PhD defence by Giulia Zappalà

On Wednesday 25 September, Giulia Zappalà  will defend her PhD thesis "Detection of nerve agents, organophosphorus pesticides and explosives using SERS-integrated centrifugal microfluidics and SERS substrate modification".

Time: 13:00
Place: Building 341, auditorium 21 &
zoom: https://dtudk.zoom.us/meeting/register/u5Yqce-upzsjGNN7u8mRvH3eTefKI4i9kR1M
Please be aware that the PhD defense may be recorded - This will also be informed at the beginning of the PhD defense.

Main supervisor:Professor Anja Boisen
Co-supervisor: Postdoc Elodie Dumont
Co-supervisor: Academic Employee Roman Slipets

Assessment committee:
Professor Anders Kristensen, DTU Health Tech
Professor Naomi J. Halas, Rice University
Associate Professor Alois Bonifacio, University of Trieste

Chairperson:
Senior researcher Tomas Rindzevicius, DTU Health Tech

Abstract:
In the past century, many harmful chemicals have been developed, some of which can be used as weapons, like explosives and nuclear, chemical, biological, and radiological weapons. These weapons are a global threat, particularly due to chemical terrorism. Detecting these threats is essential for safety and for preparing against potential terrorist attacks, and new technologies need to be tested for better identification and measurement of these compounds.

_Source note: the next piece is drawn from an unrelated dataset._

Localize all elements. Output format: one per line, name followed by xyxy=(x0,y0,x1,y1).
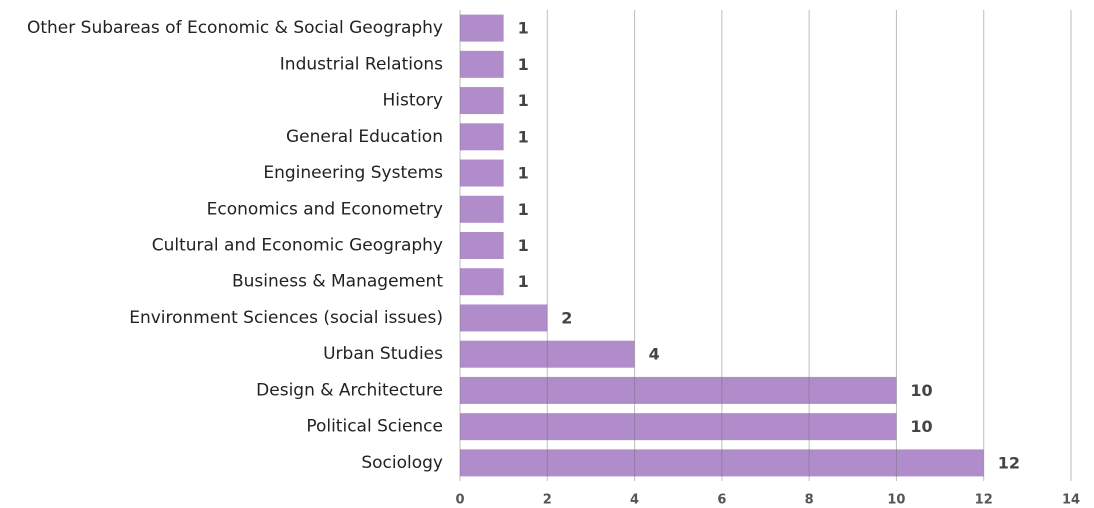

This Ph.D. project aimed to use Surface-Enhanced Raman Spectroscopy (SERS) to detect nerve agents, organophosphate pesticides, and explosives, demonstrating its potential in real-world scenarios.SERS is an analysis method based on the interaction of a laser light source with a compound on a nanostructured metal surface, which greatly amplifies the light signals, allowing for the detection and identification of tiny amounts of the compound. The project also explored methods to automate the analysis using microfluidic devices and improve the reproducibility and stability of measurements by optimizing the SERS substrates.

We investigated SERS-based methods for detecting nerve agents in complex mixtures, achieving successful low-concentration detection with handheld Raman systems suitable for on-site testing. We developed a centrifugal microfluidic (CM) platform that integrates SERS substrates to automate analysis and improve measurement reproducibility. By combining SERS with CM platforms and using machine learning methods, we achieved robust quantification of nerve agents in single-component solutions and mixtures.

Various substrate modifications were tested to enhance SERS performance, including surface functionalization, ultra-thin HfO2 coatings on Ag substrates, and thermal annealing. These modifications
significantly improved the stability and sensitivity of SERS performances for detecting nitroaromatic explosives and OP pesticides. 

In conclusion, this project demonstrated the applicability of SERS for detecting chemical hazards at low concentrations in liquid phases in various environments, contributing to chemical protection.
Additionally, it developed automated analysis techniques using microfluidic devices, enhancing the reproducibility and stability of measurements by optimizing the sensors used in the analysis.